Penam Sulfones and β-Lactamase Inhibition: SA2-13 and the Importance of the C2 Side Chain Length and Composition

β-Lactamases are the major reason β-lactam resistance is seen in Gram-negative bacteria. To combat this resistance mechanism, β-lactamase inhibitors are currently being developed. Presently, there are only three that are in clinical use (clavulanate, sulbactam and tazobactam). In order to address this important medical need, we explored a new inhibition strategy that takes advantage of a long-lived inhibitory trans-enamine intermediate. SA2-13 was previously synthesized and shown to have a lower k react than tazobactam. We investigated here the importance of the carboxyl linker length and composition by synthesizing three analogs of SA2-13 (PSR-4-157, PSR-4-155, and PSR-3-226). All SA2-13 analogs yielded higher turnover numbers and k react compared to SA2-13. We next demonstrated using protein crystallography that increasing the linker length by one carbon allowed for better capture of a trans-enamine intermediate; in contrast, this trans-enamine intermediate did not occur when the C2 linker length was decreased by one carbon. If the linker was altered by both shortening it and changing the carboxyl moiety into a neutral amide moiety, the stable trans-enamine intermediate in wt SHV-1 did not form; this intermediate could only be observed when a deacylation deficient E166A variant was studied. We subsequently studied SA2-13 against a relatively recently discovered inhibitor-resistant (IR) variant of SHV-1, SHV K234R. Despite the alteration in the mechanism of resistance due to the K→R change in this variant, SA2-13 was effective at inhibiting this IR enzyme and formed a trans-enamine inhibitory intermediate similar to the intermediate seen in the wt SHV-1 structure. Taken together, our data reveals that the C2 side chain linker length and composition profoundly affect the formation of the trans-enamine intermediate of penam sulfones. We also show that the design of SA2-13 derivatives offers promise against IR SHV β-lactamases that possess the K234R substitution.
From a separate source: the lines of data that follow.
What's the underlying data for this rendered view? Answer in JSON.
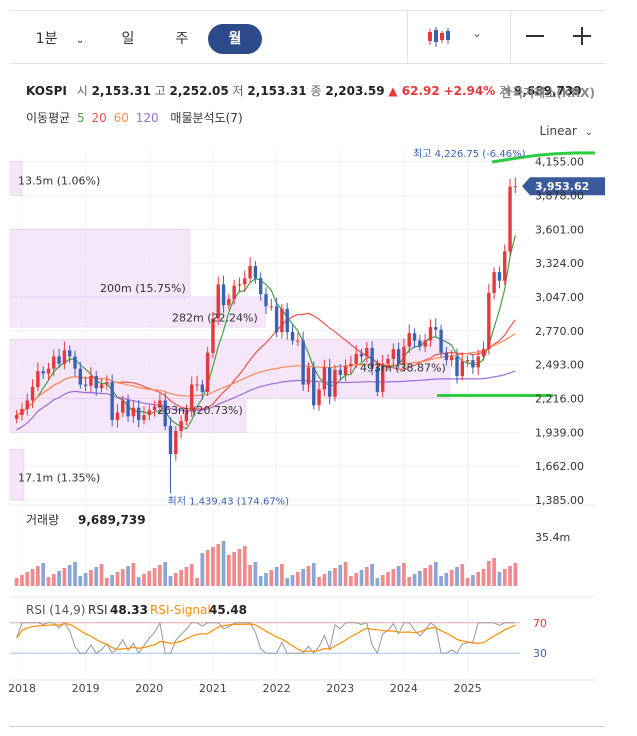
{
  "toolbar": {
    "period_tabs": [
      "1분",
      "일",
      "주",
      "월"
    ],
    "active_tab": "월",
    "minute_dropdown_icon": "chevron-down-icon",
    "chart_type_icon": "candlestick-icon",
    "zoom_out_icon": "minus-icon",
    "zoom_in_icon": "plus-icon"
  },
  "quote": {
    "symbol": "KOSPI",
    "open_label": "시",
    "open": "2,153.31",
    "high_label": "고",
    "high": "2,252.05",
    "low_label": "저",
    "low": "2,153.31",
    "close_label": "종",
    "close": "2,203.59",
    "change": "▲ 62.92",
    "change_pct": "+2.94%",
    "volume_label": "거",
    "volume": "9,689,739",
    "exchange": "한국거래소(KRX)"
  },
  "indicators": {
    "label": "이동평균",
    "ma": [
      {
        "period": "5",
        "color": "#43a047"
      },
      {
        "period": "20",
        "color": "#ef5350"
      },
      {
        "period": "60",
        "color": "#ff8a50"
      },
      {
        "period": "120",
        "color": "#9c6ddb"
      }
    ],
    "volume_profile": "매물분석도(7)"
  },
  "scale_mode": "Linear",
  "chart_data": [
    {
      "type": "candlestick",
      "interval": "monthly",
      "x_ticks": [
        "2018",
        "2019",
        "2020",
        "2021",
        "2022",
        "2023",
        "2024",
        "2025"
      ],
      "y_ticks": [
        "4,155.00",
        "3,878.00",
        "3,601.00",
        "3,324.00",
        "3,047.00",
        "2,770.00",
        "2,493.00",
        "2,216.00",
        "1,939.00",
        "1,662.00",
        "1,385.00"
      ],
      "ylim": [
        1385,
        4250
      ],
      "last_price_label": "3,953.62",
      "high_annotation": "최고 4,226.75 (-6.46%)",
      "low_annotation": "최저 1,439.43 (174.67%)",
      "close_series_approx": [
        2080,
        2130,
        2200,
        2310,
        2440,
        2420,
        2460,
        2560,
        2500,
        2610,
        2560,
        2460,
        2330,
        2320,
        2400,
        2300,
        2330,
        2350,
        2040,
        2100,
        2200,
        2070,
        2140,
        2040,
        2080,
        2120,
        2150,
        2200,
        1990,
        1760,
        1950,
        2030,
        2110,
        2330,
        2330,
        2270,
        2590,
        2870,
        3150,
        2980,
        3030,
        3140,
        3150,
        3200,
        3300,
        3200,
        3070,
        2970,
        2970,
        2760,
        2950,
        2760,
        2690,
        2690,
        2330,
        2470,
        2160,
        2290,
        2470,
        2230,
        2450,
        2410,
        2480,
        2500,
        2580,
        2560,
        2630,
        2470,
        2270,
        2500,
        2540,
        2620,
        2500,
        2640,
        2750,
        2690,
        2640,
        2690,
        2800,
        2780,
        2590,
        2530,
        2560,
        2400,
        2520,
        2530,
        2470,
        2560,
        2620,
        3080,
        3250,
        3180,
        3420,
        3950,
        3953.62
      ],
      "volume_profile_bands": [
        {
          "label": "13.5m (1.06%)"
        },
        {
          "label": "200m (15.75%)"
        },
        {
          "label": "282m (22.24%)"
        },
        {
          "label": "493m (38.87%)"
        },
        {
          "label": "263m (20.73%)"
        },
        {
          "label": "17.1m (1.35%)"
        }
      ],
      "volume_panel": {
        "title": "거래량",
        "value": "9,689,739",
        "max_tick": "35.4m"
      },
      "rsi_panel": {
        "label": "RSI (14,9)",
        "rsi_name": "RSI",
        "rsi_value": "48.33",
        "signal_name": "RSI-Signal",
        "signal_value": "45.48",
        "levels": [
          "70",
          "30"
        ]
      }
    }
  ]
}
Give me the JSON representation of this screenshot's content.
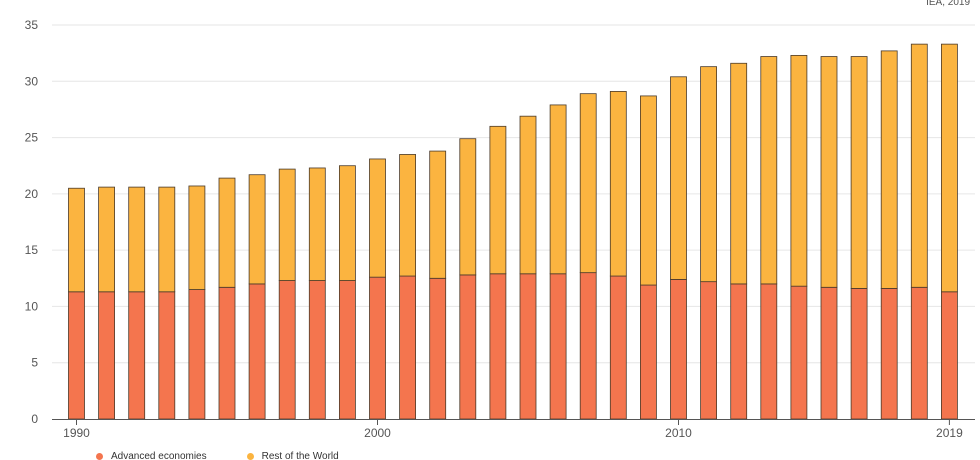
{
  "source_note": "IEA, 2019",
  "chart_data": {
    "type": "bar",
    "stacked": true,
    "title": "",
    "xlabel": "",
    "ylabel": "",
    "ylim": [
      0,
      35
    ],
    "yticks": [
      0,
      5,
      10,
      15,
      20,
      25,
      30,
      35
    ],
    "x_tick_labels": [
      "1990",
      "2000",
      "2010",
      "2019"
    ],
    "grid": true,
    "legend_position": "bottom-left",
    "categories": [
      1990,
      1991,
      1992,
      1993,
      1994,
      1995,
      1996,
      1997,
      1998,
      1999,
      2000,
      2001,
      2002,
      2003,
      2004,
      2005,
      2006,
      2007,
      2008,
      2009,
      2010,
      2011,
      2012,
      2013,
      2014,
      2015,
      2016,
      2017,
      2018,
      2019
    ],
    "series": [
      {
        "name": "Advanced economies",
        "color": "#f4754e",
        "values": [
          11.3,
          11.3,
          11.3,
          11.3,
          11.5,
          11.7,
          12.0,
          12.3,
          12.3,
          12.3,
          12.6,
          12.7,
          12.5,
          12.8,
          12.9,
          12.9,
          12.9,
          13.0,
          12.7,
          11.9,
          12.4,
          12.2,
          12.0,
          12.0,
          11.8,
          11.7,
          11.6,
          11.6,
          11.7,
          11.3
        ]
      },
      {
        "name": "Rest of the World",
        "color": "#fbb440",
        "values": [
          9.2,
          9.3,
          9.3,
          9.3,
          9.2,
          9.7,
          9.7,
          9.9,
          10.0,
          10.2,
          10.5,
          10.8,
          11.3,
          12.1,
          13.1,
          14.0,
          15.0,
          15.9,
          16.4,
          16.8,
          18.0,
          19.1,
          19.6,
          20.2,
          20.5,
          20.5,
          20.6,
          21.1,
          21.6,
          22.0
        ]
      }
    ]
  }
}
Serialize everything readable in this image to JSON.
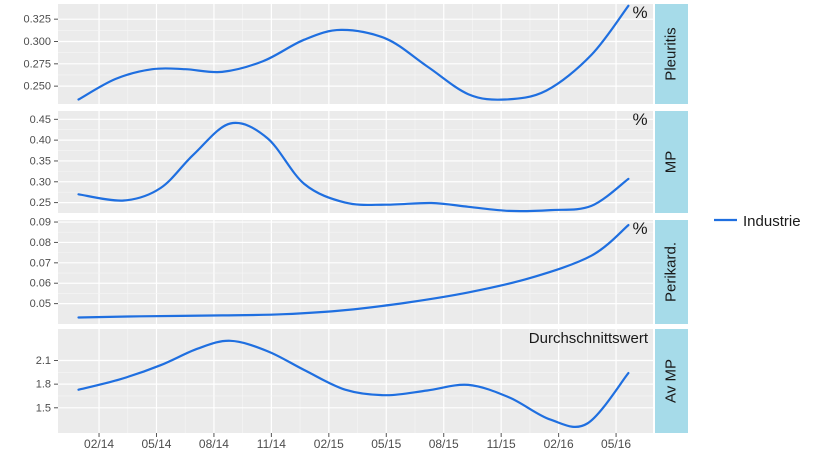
{
  "chart_data": {
    "type": "line",
    "x": [
      "02/14",
      "05/14",
      "08/14",
      "11/14",
      "02/15",
      "05/15",
      "08/15",
      "11/15",
      "02/16",
      "05/16"
    ],
    "legend": {
      "position": "right",
      "entries": [
        "Industrie"
      ]
    },
    "series_color": "#1f6fe0",
    "strip_color": "#a6dbe9",
    "panel_background": "#ebebeb",
    "grid": true,
    "panels": [
      {
        "strip_label": "Pleuritis",
        "annotation": "%",
        "ylim": [
          0.23,
          0.342
        ],
        "yticks": [
          0.25,
          0.275,
          0.3,
          0.325
        ],
        "ytick_labels": [
          "0.250",
          "0.275",
          "0.300",
          "0.325"
        ],
        "series": [
          {
            "name": "Industrie",
            "points": [
              [
                0.5,
                0.235
              ],
              [
                1.4,
                0.258
              ],
              [
                2.3,
                0.269
              ],
              [
                3.1,
                0.269
              ],
              [
                4.0,
                0.266
              ],
              [
                5.0,
                0.278
              ],
              [
                6.0,
                0.302
              ],
              [
                6.9,
                0.313
              ],
              [
                8.0,
                0.303
              ],
              [
                9.0,
                0.272
              ],
              [
                10.0,
                0.241
              ],
              [
                10.9,
                0.235
              ],
              [
                11.9,
                0.245
              ],
              [
                13.0,
                0.285
              ],
              [
                13.9,
                0.34
              ]
            ]
          }
        ]
      },
      {
        "strip_label": "MP",
        "annotation": "%",
        "ylim": [
          0.225,
          0.47
        ],
        "yticks": [
          0.25,
          0.3,
          0.35,
          0.4,
          0.45
        ],
        "ytick_labels": [
          "0.25",
          "0.30",
          "0.35",
          "0.40",
          "0.45"
        ],
        "series": [
          {
            "name": "Industrie",
            "points": [
              [
                0.5,
                0.27
              ],
              [
                1.6,
                0.255
              ],
              [
                2.5,
                0.285
              ],
              [
                3.3,
                0.365
              ],
              [
                4.2,
                0.44
              ],
              [
                5.1,
                0.405
              ],
              [
                6.0,
                0.295
              ],
              [
                7.0,
                0.25
              ],
              [
                8.0,
                0.245
              ],
              [
                9.1,
                0.249
              ],
              [
                10.0,
                0.24
              ],
              [
                11.0,
                0.23
              ],
              [
                12.0,
                0.232
              ],
              [
                13.0,
                0.242
              ],
              [
                13.9,
                0.307
              ]
            ]
          }
        ]
      },
      {
        "strip_label": "Perikard.",
        "annotation": "%",
        "ylim": [
          0.04,
          0.091
        ],
        "yticks": [
          0.05,
          0.06,
          0.07,
          0.08,
          0.09
        ],
        "ytick_labels": [
          "0.05",
          "0.06",
          "0.07",
          "0.08",
          "0.09"
        ],
        "series": [
          {
            "name": "Industrie",
            "points": [
              [
                0.5,
                0.0432
              ],
              [
                2.0,
                0.0438
              ],
              [
                4.0,
                0.0442
              ],
              [
                5.5,
                0.0448
              ],
              [
                7.0,
                0.0468
              ],
              [
                8.5,
                0.0505
              ],
              [
                10.0,
                0.0555
              ],
              [
                11.5,
                0.0625
              ],
              [
                13.0,
                0.0735
              ],
              [
                13.9,
                0.0885
              ]
            ]
          }
        ]
      },
      {
        "strip_label": "Av MP",
        "annotation": "Durchschnittswert",
        "ylim": [
          1.18,
          2.5
        ],
        "yticks": [
          1.5,
          1.8,
          2.1
        ],
        "ytick_labels": [
          "1.5",
          "1.8",
          "2.1"
        ],
        "series": [
          {
            "name": "Industrie",
            "points": [
              [
                0.5,
                1.73
              ],
              [
                1.5,
                1.86
              ],
              [
                2.5,
                2.04
              ],
              [
                3.4,
                2.25
              ],
              [
                4.2,
                2.35
              ],
              [
                5.1,
                2.22
              ],
              [
                6.0,
                1.98
              ],
              [
                7.0,
                1.73
              ],
              [
                8.0,
                1.66
              ],
              [
                9.0,
                1.72
              ],
              [
                10.0,
                1.79
              ],
              [
                11.0,
                1.63
              ],
              [
                12.0,
                1.35
              ],
              [
                12.9,
                1.3
              ],
              [
                13.9,
                1.94
              ]
            ]
          }
        ]
      }
    ]
  }
}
The Importance of the trans‐Enamine Intermediate as a β‐Lactamase Inhibition Strategy Probed in Inhibitor‐Resistant SHV β‐Lactamase Variants

The ability of bacteria to express inhibitor‐resistant (IR) β‐lactamases is stimulating the development of novel inhibitors of these enzymes. The 2′β‐glutaroxypenicillinate sulfone, SA2‐13, was previously designed to enhance the stabilization of the deacylation‐refractory, trans‐enamine inhibitory intermediate. To test whether this mode of inhibition can overcome different IR mutations, we determined the binding mode of SA2‐13 through X‐ray crystallography, obtaining co‐crystals of the inhibitor–protein complex by soaking crystals of the IR sulfhydryl variable (SHV) β‐lactamase variants S130G and M69V with the inhibitor. The 1.45 Å crystal structure of the S130G SHV:SA2‐13 complex reveals that SA2‐13 is still able to form the stable trans‐enamine intermediate similar to the wild‐type complex structure, yet with its carboxyl linker shifted deeper into the active site in the space vacated by the S130G mutation. In contrast, data from crystals of the M69V SHV:SA2‐13 complex at 1.3 Å did not reveal clear inhibitor density indicating that this IR variant disfavors the trans‐enamine conformation, likely due to a subtle shift in A237.